A Brigada de Trânsito da GNR, extinta em 2007, vai ser reativada como uma das medidas para diminuir a sinistralidade rodoviária, anunciou esta quarta-feira o ministro da Administração Interna. Luís Neves anunciou ainda um novo Código de Estrada, operações stop em aviso e o agravamento as penalizações para os reincidentes.
“Pretende-se reorganizar toda a valência de trânsito da Guarda com a BT, à semelhança do que existia antes da revisão orgânica, atribuindo o comando nacional sobre destacamentos de trânsito e responsabilidade pelo policiamento. É nosso entendimento que a eficácia, uniformidade e o controlo operacional do serviço de trânsito só podem ser plenamente assegurados através de um comando nacional especializado e unificado”, disse.

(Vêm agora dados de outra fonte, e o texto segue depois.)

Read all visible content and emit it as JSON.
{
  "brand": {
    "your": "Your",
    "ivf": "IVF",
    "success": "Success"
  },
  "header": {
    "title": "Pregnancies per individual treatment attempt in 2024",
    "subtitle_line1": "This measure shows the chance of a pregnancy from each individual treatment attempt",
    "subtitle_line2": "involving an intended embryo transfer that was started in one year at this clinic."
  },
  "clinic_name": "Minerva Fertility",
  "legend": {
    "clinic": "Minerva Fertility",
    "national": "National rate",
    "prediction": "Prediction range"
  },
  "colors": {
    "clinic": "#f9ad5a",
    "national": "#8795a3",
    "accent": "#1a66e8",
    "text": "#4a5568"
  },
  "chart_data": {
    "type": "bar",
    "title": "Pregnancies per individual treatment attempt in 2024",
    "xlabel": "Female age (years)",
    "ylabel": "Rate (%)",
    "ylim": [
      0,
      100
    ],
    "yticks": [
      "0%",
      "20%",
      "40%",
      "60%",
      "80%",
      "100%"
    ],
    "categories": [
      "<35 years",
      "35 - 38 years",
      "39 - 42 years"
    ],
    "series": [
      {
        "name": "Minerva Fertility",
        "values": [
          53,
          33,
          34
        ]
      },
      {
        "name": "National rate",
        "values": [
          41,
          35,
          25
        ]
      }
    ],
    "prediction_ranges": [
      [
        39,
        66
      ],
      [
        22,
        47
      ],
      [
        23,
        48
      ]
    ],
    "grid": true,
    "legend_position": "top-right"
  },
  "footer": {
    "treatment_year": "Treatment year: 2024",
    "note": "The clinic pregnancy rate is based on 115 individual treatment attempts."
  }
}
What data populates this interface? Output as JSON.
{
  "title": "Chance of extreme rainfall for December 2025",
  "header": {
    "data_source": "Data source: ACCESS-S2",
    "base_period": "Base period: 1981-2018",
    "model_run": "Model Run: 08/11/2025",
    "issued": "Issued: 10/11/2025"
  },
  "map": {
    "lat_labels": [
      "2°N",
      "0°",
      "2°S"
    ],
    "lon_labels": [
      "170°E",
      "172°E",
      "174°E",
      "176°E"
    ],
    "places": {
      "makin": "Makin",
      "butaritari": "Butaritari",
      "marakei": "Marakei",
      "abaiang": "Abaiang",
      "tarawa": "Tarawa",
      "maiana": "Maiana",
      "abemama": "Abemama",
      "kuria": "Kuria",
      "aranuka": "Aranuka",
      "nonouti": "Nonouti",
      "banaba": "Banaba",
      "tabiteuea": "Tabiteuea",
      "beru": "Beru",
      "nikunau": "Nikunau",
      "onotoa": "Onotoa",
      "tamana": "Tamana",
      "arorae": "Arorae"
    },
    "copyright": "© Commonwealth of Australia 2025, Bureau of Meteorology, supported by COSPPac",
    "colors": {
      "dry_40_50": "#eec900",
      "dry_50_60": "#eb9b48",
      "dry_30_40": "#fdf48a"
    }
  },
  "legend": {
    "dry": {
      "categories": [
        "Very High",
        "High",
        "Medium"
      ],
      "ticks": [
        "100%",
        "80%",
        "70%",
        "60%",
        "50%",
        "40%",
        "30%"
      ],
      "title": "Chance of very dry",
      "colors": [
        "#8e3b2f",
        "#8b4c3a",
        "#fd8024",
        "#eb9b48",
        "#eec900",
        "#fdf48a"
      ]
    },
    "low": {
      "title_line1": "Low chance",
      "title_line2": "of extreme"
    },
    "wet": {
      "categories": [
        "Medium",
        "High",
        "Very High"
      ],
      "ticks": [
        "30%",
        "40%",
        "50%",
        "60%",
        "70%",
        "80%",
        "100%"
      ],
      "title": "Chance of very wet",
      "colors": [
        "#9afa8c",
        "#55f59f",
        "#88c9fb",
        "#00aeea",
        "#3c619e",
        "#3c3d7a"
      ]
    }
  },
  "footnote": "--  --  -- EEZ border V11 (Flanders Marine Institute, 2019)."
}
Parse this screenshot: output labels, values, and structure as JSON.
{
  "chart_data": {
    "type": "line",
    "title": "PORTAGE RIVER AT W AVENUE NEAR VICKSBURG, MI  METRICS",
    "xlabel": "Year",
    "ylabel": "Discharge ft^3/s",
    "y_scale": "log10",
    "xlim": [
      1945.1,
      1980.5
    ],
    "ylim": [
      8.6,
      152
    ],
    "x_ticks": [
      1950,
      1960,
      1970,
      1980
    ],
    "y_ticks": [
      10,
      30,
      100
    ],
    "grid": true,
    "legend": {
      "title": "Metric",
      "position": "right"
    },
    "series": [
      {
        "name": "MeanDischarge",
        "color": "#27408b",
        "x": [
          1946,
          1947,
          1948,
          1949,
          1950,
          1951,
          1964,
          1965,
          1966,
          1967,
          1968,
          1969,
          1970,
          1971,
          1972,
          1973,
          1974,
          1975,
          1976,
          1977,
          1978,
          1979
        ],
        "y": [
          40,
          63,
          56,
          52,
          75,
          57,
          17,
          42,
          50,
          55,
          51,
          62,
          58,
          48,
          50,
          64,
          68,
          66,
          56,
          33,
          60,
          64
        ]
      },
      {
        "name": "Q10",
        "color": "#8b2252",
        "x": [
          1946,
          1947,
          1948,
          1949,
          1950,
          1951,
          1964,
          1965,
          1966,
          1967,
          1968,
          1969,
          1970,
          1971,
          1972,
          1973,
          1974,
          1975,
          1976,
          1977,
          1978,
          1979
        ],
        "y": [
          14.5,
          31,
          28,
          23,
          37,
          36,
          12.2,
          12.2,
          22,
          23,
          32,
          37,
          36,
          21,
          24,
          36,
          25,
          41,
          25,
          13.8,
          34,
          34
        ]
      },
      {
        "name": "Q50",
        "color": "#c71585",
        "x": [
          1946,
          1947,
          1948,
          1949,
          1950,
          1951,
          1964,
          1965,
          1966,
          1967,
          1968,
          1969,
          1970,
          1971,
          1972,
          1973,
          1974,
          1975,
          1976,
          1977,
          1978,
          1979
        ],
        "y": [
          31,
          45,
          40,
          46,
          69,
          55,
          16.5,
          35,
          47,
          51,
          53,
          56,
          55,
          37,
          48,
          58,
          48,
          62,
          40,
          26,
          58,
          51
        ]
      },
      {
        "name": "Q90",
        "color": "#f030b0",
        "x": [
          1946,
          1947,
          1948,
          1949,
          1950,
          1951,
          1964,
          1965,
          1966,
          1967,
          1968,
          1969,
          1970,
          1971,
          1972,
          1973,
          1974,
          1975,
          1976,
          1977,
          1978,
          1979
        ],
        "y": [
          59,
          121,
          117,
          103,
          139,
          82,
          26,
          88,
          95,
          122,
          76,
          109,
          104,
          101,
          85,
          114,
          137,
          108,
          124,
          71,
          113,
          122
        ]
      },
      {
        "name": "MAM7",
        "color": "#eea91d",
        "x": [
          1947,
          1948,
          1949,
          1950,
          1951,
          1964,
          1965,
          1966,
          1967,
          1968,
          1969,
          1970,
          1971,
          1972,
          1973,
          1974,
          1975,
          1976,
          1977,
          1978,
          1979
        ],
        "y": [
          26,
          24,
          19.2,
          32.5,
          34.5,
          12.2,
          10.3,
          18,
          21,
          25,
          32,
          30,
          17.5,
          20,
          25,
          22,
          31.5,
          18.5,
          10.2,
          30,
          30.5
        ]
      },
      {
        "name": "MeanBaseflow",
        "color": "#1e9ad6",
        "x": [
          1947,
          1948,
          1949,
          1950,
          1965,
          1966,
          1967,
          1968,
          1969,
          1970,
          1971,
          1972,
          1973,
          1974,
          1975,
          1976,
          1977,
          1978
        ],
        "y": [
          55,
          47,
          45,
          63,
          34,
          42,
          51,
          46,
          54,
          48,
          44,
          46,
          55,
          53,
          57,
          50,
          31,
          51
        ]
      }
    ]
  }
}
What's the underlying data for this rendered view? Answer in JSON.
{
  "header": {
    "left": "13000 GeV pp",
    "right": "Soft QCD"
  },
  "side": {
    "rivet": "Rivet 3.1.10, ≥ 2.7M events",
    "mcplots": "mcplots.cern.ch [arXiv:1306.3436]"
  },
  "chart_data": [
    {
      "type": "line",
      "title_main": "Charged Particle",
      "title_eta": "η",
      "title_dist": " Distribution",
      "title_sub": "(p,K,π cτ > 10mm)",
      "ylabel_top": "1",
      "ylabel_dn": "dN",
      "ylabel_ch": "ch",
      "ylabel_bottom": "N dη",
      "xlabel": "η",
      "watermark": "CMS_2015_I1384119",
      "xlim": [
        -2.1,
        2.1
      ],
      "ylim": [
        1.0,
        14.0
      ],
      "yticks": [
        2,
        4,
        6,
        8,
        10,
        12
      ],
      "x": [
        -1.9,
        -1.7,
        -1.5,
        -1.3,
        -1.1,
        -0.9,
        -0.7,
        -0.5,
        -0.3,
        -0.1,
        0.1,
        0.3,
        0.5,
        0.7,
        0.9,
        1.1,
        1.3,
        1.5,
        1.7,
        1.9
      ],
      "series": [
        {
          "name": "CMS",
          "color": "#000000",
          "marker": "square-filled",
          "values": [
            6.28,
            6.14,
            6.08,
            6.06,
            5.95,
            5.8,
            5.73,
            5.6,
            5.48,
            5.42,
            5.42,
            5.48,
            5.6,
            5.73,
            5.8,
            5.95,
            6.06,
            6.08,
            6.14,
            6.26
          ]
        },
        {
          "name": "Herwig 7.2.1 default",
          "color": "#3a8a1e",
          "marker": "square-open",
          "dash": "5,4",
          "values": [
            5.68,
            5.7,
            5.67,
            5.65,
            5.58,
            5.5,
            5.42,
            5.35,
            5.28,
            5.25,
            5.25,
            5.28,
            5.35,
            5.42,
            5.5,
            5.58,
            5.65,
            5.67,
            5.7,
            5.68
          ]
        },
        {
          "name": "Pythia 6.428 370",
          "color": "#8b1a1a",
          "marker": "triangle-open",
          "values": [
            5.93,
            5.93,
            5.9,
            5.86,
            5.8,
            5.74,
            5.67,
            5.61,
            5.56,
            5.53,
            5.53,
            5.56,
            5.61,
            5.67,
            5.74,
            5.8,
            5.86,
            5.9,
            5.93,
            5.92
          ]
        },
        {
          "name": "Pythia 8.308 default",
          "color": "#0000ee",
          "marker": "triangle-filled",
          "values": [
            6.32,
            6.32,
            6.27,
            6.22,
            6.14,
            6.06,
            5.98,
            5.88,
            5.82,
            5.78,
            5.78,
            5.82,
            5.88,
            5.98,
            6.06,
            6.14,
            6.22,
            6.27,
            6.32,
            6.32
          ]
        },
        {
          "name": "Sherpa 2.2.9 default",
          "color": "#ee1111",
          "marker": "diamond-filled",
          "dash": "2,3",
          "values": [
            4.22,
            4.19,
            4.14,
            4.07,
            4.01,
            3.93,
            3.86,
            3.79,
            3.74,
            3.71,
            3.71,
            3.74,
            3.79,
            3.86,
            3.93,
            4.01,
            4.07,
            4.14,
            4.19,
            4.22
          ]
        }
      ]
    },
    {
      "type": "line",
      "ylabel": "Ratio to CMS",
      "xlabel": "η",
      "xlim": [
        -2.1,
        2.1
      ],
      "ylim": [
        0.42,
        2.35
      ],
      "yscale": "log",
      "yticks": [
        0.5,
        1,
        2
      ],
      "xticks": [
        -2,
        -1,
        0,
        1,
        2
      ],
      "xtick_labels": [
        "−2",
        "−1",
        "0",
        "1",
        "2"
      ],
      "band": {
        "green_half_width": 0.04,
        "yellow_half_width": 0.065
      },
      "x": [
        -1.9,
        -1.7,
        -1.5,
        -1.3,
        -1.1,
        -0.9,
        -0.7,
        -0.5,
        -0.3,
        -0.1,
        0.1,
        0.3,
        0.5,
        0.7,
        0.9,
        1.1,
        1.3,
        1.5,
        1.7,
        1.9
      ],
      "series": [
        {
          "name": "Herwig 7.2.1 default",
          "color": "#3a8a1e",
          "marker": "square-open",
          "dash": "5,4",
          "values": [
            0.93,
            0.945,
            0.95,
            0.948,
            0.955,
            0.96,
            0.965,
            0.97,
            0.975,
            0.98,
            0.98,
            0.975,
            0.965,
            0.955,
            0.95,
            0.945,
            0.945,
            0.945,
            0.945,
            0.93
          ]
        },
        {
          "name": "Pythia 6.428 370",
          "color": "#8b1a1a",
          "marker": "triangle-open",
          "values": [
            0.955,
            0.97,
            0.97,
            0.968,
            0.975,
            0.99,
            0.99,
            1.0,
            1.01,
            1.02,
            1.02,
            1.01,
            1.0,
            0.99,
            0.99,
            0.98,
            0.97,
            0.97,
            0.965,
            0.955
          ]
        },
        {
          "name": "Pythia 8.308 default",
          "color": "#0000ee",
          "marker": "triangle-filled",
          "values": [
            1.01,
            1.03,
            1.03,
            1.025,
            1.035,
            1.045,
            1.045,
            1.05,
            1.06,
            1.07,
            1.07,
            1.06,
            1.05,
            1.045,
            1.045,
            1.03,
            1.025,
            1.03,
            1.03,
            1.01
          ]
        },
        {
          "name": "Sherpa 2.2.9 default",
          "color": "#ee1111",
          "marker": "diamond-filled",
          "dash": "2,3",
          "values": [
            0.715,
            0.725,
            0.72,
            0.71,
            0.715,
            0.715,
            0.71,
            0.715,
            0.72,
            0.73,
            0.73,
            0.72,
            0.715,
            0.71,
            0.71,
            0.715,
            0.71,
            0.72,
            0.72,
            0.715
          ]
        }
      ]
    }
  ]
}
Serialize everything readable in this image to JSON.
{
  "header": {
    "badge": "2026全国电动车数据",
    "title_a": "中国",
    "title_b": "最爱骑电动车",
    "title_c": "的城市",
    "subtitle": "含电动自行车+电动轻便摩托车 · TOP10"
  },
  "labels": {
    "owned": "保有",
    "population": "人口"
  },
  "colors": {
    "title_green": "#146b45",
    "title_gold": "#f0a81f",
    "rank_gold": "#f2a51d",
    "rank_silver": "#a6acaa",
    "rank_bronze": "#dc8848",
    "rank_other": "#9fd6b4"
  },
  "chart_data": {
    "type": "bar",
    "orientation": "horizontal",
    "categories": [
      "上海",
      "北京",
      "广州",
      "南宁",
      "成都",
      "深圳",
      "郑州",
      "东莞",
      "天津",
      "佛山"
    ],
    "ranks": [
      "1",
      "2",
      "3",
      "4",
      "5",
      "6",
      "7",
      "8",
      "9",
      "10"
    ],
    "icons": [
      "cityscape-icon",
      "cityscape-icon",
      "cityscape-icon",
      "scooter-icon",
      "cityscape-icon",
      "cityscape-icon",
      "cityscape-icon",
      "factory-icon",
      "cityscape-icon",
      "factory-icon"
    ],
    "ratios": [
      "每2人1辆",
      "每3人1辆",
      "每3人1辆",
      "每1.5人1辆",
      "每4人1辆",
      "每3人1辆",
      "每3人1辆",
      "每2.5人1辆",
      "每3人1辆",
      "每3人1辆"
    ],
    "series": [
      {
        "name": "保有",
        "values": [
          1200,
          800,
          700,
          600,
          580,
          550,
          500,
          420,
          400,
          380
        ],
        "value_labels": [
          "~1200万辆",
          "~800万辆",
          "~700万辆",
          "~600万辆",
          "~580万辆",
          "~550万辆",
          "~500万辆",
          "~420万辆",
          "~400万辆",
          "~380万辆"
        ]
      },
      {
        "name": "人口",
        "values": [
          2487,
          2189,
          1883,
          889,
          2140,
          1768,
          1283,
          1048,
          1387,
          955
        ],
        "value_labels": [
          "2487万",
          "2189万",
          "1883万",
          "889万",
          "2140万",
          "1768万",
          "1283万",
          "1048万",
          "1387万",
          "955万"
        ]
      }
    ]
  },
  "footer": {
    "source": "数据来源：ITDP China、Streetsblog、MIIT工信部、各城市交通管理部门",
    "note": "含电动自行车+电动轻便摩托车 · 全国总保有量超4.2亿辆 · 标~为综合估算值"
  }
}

O governante pretende ainda “alargar os critérios para a cassação de cartas de condução”, apontando que, num período de dez anos, foram apreendidos “apenas” 4203 títulos. A par disto, está previsto um agravamento das penalizações para os reincidentes, sendo que as penas serão ajustadas face à gravidade da contraordenação, sobretudo em casos relativos a “condução perigosa, excesso do álcool e excesso de velocidade”.
Está ainda prevista uma avaliação ao regime aplicável à condução sob efeito de estupefacientes. “Estamos a trabalhar para que o controle desta temática possa ser uma realidade”, assegura.
NOVO CÓDIGO EM MESES
Outra das medidas anunciadas por Luís Neves passa por um “novo Código da Estrada” e mais fiscalização, passando as operações stop das forças de segurança a deixar de ser anunciadas.
O ministro precisou que será feito, “não uma revisão, mas um novo Código da Estrada” que irá cruzar “todos os diplomas dispersos ao longo de mais de 32 anos”, que sofreu 28 alterações, sendo criado para tal um grupo de trabalho.
O ministro salientou que o Governo está “muito focado na celeridade” e em meses existirá um “novo Código da Estrada”.
Luís Neves, que anunciou também que haverá mais radares de controlo de velocidade, garantiu que vai lutar contra as prescrições dos processos de contraordenação rodoviária, anunciando que vai aumentar o prazo de prescrição para um “limite inédito”, o máximo permitido por lei.
Sobre a Estratégia Nacional de Segurança Rodoviária, o ministro reconheceu que está atrasada e indicou que já se encontra em processo legislativo, devendo ser aprovada em breve.
OPERAÇÕES STOP SURPRESA
Questionado sobre quais as medidas anunciadas vão ser realizadas no imediato, referiu que será “mais visibilidade” das polícias nas estradas com operações stop “sem aviso prévio”.
“Mais operações stop sem pré-aviso. Inopinadas. Alguns vão dizer que é a caça à multa. Não me importa que o digam. Se o comportamento for legal, ninguém tem de ser autuado”, disse o ministro.
“Quem é cumpridor não tem de ter qualquer problema relativamente a ações inopinadas, quem de facto de uma forma sistemática prevarica é certo e sabido que mais tarde ou mais cedo será por nós identificado”, disse.
As medidas foram anunciadas na tomada de posse de Pedro Clemente como presidente da Autoridade Nacional de Segurança Rodoviária (ANSR), numa cerimónia em que foi também assinado um memorando de entendimento entre a ANSR, PSP e GNR em que o foco é uma nova estratégia nacional de fiscalização baseada nos fatores de riscos mais graves.